Phase III Trial of Carboplatin Plus Paclitaxel With or Without Gemcitabine in First-Line Treatment of Epithelial Ovarian Cancer

American Society of Clinical Oncology (ASCO) - Tập 28 Số 27 - Trang 4162-4169 - 2010
Andreas du Bois1, Jørn Herrstedt1, Anne-Claire Hardy-Bessard1, Hans-Helge Müller1, Philipp Harter1, Gunnar B. Kristensen1, Florence Joly1, Jens Huober1, Elisabeth Åvall‐Lundqvist1, B. Weber1, Christian Kurzeder1, S. Jelić1, Éric Pujade-Lauraine1, Alexander Burges1, Jacobus Pfisterer1, M. Gropp1, A. Staehle1, Pauline Wimberger1, Christian Jackisch1, Jalid Sehouli1
1From the Dr Horst Schmidt Klinik (HSK), Wiesbaden; Coordinating Center for Clinical Trials, Philipps-Universität, Marburg; University Hospital Tuebingen, Tuebingen; University Hospital Ulm, Ulm; Klinikum Großhadern, München; University Hospital Schleswig-Holstein, Campus Kiel, Kiel; Evangelisches Krankenhaus, Duesseldorf; St Vincentius Kliniken, Karlsruhe; University Hospital Essen, Essen; Klinikum Offenbach, Offenbach; Charité, Campus Virchow-Klinikum, Berlin, Germany; Odense University Hospital, Odense...

Tóm tắt

Purpose One attempt to improve long-term survival in patients with advanced ovarian cancer was thought to be the addition of more non–cross-resistant drugs to platinum-paclitaxel combination regimens.
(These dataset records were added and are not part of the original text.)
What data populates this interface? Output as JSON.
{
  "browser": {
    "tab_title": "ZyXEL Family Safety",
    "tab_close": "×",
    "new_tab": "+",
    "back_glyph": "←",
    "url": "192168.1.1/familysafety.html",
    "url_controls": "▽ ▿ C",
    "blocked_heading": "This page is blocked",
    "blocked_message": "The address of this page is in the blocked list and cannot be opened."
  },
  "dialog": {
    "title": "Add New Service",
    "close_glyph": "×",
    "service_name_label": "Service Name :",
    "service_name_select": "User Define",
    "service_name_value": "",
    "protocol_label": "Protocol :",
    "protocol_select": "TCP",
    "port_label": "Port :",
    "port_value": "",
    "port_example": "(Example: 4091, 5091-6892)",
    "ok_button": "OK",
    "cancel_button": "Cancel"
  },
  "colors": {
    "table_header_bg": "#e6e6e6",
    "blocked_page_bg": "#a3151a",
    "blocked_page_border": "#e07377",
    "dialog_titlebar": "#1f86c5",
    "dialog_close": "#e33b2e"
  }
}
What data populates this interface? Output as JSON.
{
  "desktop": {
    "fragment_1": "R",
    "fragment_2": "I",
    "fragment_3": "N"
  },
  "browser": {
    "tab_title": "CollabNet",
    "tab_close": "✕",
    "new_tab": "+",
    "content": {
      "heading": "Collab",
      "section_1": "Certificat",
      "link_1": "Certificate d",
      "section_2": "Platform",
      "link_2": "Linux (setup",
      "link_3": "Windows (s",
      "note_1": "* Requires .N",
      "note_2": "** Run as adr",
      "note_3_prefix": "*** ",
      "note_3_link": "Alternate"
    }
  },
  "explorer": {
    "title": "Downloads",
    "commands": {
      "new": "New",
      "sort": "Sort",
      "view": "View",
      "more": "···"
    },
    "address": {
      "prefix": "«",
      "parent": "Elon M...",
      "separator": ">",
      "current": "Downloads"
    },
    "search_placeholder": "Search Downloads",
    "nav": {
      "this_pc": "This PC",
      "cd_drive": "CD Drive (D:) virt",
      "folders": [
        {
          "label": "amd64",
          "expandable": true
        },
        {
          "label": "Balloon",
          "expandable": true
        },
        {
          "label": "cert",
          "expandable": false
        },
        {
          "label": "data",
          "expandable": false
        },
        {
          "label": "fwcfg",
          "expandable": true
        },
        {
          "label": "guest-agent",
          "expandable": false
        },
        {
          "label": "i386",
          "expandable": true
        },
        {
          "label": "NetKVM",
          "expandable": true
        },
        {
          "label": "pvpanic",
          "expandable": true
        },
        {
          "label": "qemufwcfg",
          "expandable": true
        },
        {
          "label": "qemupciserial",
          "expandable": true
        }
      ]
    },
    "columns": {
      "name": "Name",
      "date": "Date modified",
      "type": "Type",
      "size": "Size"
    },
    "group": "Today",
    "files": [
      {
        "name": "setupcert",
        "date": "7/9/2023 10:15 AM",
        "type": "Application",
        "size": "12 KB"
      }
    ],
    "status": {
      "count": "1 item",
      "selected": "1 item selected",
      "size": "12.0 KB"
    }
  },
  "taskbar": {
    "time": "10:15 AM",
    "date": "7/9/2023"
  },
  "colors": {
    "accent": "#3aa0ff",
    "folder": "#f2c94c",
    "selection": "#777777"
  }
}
Gemcitabine was among the candidates for a third drug. Patients and Methods We performed a prospective, randomized, phase III, intergroup trial to compare carboplatin plus paclitaxel (TC; area under the curve [AUC] 5 and 175 mg/m2, respectively) with the same combination and additional gemcitabine 800 mg/m2 on days 1 and 8 (TCG) in previously untreated patients with advanced epithelial ovarian cancer. TC was administered intravenously (IV) on day 1 every 21 days for a planned minimum of six courses. Gemcitabine was administered by IV on days 1 and 8 of each cycle in the TCG arm. Results Between 2002 and 2004, 1,742 patients were randomly assigned; 882 and 860 patients received TC and TCG, respectively. Grades 3 to 4 hematologic toxicity and fatigue occurred more frequently in the TCG arm. Accordingly, quality-of-life analysis during chemotherapy showed a disadvantage in the TCG arm. Although objective response was slightly higher in the TCG arm, this did not translate into improved progression-free survival (PFS) or overall survival (OS). Median PFS was 17.8 months for the TCG arm and 19.3 months for the TC arm (hazard ratio [HR], 1.18; 95% CI, 1.06 to 1.32; P = .0044). Median OS was 49.5 for the TCG arm and 51.5 months for the TC arm (HR, 1.05; 95% CI, 0.91 to 1.20; P = .5106). Conclusion The addition of gemcitabine to carboplatin plus paclitaxel increased treatment burden, reduced PFS time, and did not improve OS in patients with advanced epithelial ovarian cancer. Therefore, we recommend no additional clinical use of TCG in this population.